En cambio, Estelita Miranda Pérez desde hace 8 años escala hasta la cima del cerro por costumbre.
“Soy católica y vengo aquí a escuchar la palabra de Dios. Solo por eso lo hago. Hoy por suerte vine con una vecina”, contó.
Mientras el sacerdote continúa con la lectura bíblica, otro cura escucha los pecados de los escolares, quienes hablan bajito para evitar que los demás se enteren de la plática.
Alrededor de 200 chimbotanos invaden el espacio parroquial, para luego retirarse camino a las catacumbas. Después se toman fotografías y buscan la sombra para comer sus refrigerios a base de pescado y harina.
“Mis sobrinas me han rogado para que les acompañe. Así que no pude decir que no por Semana Santa”, declara el coishqueño Mario Luna Rafael.
ACCIDENTES. El reloj marca las 8:30 de la mañana y el incandescente sol saluda a los nuevos visitantes del Cerro de la Juventud.
Por esta festividad, los ambulantes hacen su agosto con la venta de combinado, agua mineral, refresco, causa, golosinas, raspadillas y hasta arroz con pollo.
Todos los años de Viernes Santo es una oportunidad para el comerciante Carlos Manayay Vilcabana.
“A las 5:30 de la mañana vengo con mi familia, para ganar unos soles con la venta de agua mineral y refresco. Vivo en el cerro San Pedro así que rápido nada más llego hasta la (carretera) Panamericana Norte”, afirma.

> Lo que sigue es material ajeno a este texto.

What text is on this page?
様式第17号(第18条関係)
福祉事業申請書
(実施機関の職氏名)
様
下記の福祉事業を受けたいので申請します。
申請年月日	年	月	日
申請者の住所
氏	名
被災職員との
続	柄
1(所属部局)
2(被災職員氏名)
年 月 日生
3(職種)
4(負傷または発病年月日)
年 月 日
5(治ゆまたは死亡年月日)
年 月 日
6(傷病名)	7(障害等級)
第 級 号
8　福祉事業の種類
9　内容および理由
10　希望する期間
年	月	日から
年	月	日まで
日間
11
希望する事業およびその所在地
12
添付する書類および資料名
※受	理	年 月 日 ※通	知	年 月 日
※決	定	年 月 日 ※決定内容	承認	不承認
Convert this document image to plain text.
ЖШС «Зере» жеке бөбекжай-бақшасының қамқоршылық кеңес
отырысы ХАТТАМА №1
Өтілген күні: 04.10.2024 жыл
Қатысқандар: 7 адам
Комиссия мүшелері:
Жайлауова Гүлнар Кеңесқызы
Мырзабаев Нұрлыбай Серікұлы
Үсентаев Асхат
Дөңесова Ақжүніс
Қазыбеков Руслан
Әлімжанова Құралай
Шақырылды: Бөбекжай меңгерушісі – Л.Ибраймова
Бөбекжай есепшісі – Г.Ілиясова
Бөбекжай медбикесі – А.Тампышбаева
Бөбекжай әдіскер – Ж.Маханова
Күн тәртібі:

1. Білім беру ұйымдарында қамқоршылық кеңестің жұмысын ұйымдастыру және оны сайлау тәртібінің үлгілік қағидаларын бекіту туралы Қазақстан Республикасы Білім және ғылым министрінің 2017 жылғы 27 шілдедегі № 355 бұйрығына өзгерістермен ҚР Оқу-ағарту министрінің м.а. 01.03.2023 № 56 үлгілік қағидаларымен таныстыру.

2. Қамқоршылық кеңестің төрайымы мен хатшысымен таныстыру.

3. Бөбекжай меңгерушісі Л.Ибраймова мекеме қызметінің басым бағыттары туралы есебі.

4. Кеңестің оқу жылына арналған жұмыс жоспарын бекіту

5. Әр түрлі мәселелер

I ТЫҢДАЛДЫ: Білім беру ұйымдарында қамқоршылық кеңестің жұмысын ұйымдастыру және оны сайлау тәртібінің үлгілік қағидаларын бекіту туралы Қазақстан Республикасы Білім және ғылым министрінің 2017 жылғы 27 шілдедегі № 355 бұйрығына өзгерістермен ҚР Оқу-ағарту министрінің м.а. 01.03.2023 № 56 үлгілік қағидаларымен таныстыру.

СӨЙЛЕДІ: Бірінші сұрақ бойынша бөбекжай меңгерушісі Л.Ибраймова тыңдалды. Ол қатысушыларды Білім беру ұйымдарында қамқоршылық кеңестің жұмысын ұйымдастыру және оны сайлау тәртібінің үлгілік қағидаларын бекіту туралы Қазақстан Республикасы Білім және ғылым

A solo unos metros, Lorenzo Jara Neponoseno, natural de Moro, tiende una manta en el suelo, para exponer sus gorras y sombreros. “Siempre en Semana Santa vengo temprano a Chimbote, a pesar que mi casita está en Moro. Hoy termino de vender todos mis productos. Solo que el sol aburre, pero igual tengo que seguir aquí”, expresa.
La fila de personas que a lo lejos les hace ver como hormiguitas continúan ascendiendo.
Pero la joven Melissa Mejía Salinas empieza a sentir dolores en el estómago a causa del desgaste físico que demanda acompañar a los fieles, según el reporte de Seguridad Ciudadana de Chimbote.
No hubo otra incidencia de gravedad, por esta vez en el concurrido lugar que recibe a cientos de adolescentes, adultos, ancianos y niños.
LAZOS DE SANGRE. Son las 9 de la mañana y Marco Salinas Nauca se amarra una soga a la cintura, para jalar el triciclo de su hijo de un año.
“El objetivo es llegar a la cruz, y se me ocurrió hacerlo de esta manera. De esta manera ya no me canso mucho en la subida”, confiesa.
Con tal de evitar una tragedia, su esposa vigila desde atrás al padre de sus dos hijos.
“Después de siete años vuelvo a subir. Lo que pasa es que mi hijo mayor estaba muy pequeño como para atrevernos a emprender la aventura”, considera mientras se mezcla con los otros fieles.
En diferentes puntos la Policía de Chimbote resguarda con apoyo de los serenos el Cerro de la Juventud.
Una ambulancia del Gobierno Regional de Áncash transita por el difícil camino.
Hasta el cierre de la edición, aún un grupo de personas no descendía.